Sobre a quantidade de motos: "JURO QUE nunca vi tantas motos ao mesmo tempo. Contadas as que trafegam um mês inteiro pela 23 de Maio, Radial Leste e marginais, a soma não chega aos pés das motinhos e lambretas que circulam pelas ruas centrais de Hanói, a qualquer hora do dia."
Sobre a quase inexistência de semáforos e a forma de dirigir dos motoqueiros: "Não há assaltantes nas ruas, no máximo, um batedor de carteira à moda antiga, avisou o porteiro do hotel. No entanto, acrescentou, atravessar as ruas é um perigo, porque as motos trafegam em ambos os sentidos e os semáforos são raros."
Como atravessar a rua: "No final da preleção, o conselho mais relevante [do porteiro do hotel]: ‘Os acidentes só acontecem quando o transeunte, assustado com o movimento, corre ao fazer a travessia. É preciso cruzar em passos lentos. Sangue frio.’"
A realidade: "Parei no meio-fio do cruzamento. Então, percebi a dificuldade da empreitada. As motos vinham às centenas em ambos os sentidos, num movimento ininterrupto embaralhado por ultrapassagens e conversões inesperadas à direita e à esquerda. O ronco dos motores era entrecortado por um buzinaço frenético, capaz de ensurdecer o mais barulhento de nossos motoqueiros. . . . Três vezes ensaiei descer da calçada. Numa delas consegui dar dois passos, para recuar de um salto assim que a primeira máquina infernal se aproximou ameaçadoramente, com um camicase com a mulher e o filho na garupa. . . . Quando o desânimo estava prestes a me dominar, divisei duas escolares do lado oposto, perfiladas como bonecas chinesas.
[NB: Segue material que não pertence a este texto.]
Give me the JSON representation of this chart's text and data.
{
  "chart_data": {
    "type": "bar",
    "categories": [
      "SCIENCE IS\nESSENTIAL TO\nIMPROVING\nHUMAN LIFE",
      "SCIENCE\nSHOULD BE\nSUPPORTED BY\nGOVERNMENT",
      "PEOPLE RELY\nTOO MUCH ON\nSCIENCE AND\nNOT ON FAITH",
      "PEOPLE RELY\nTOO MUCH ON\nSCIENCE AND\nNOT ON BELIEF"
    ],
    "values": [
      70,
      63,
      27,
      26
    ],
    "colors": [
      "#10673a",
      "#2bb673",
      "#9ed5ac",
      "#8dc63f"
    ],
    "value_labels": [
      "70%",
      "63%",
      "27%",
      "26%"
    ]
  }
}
Em câmera lenta, a passos miúdos, elas desceram da calçada e vieram em minha direção sem mover a cabeça. Não pude crer no que assisti. Assim como as águas do Mar Vermelho se afastaram para o povo judaico passar, as motos desviavam das meninas. Parecia um número de circo: quando a colisão se tornava iminente, o motoqueiro manobrava com habilidade para evitá-la. . . . Então, decidi fazer igualzinho às meninas: ir em frente bem devagar sem olhar para os lados; transferir para os motoqueiros a responsabilidade de preservar minha integridade física. Por que não entregar a sorte em mãos alheias? Não agimos assim nos aviões? Deu certo, fui parar na outra calçada com o coração na boca, porém incólume."
Será que consigo passar cerca de uma semana em Hanói sem atravessar uma rua? Não tenho sangue frio suficiente para atravessar uma rua desse jeito…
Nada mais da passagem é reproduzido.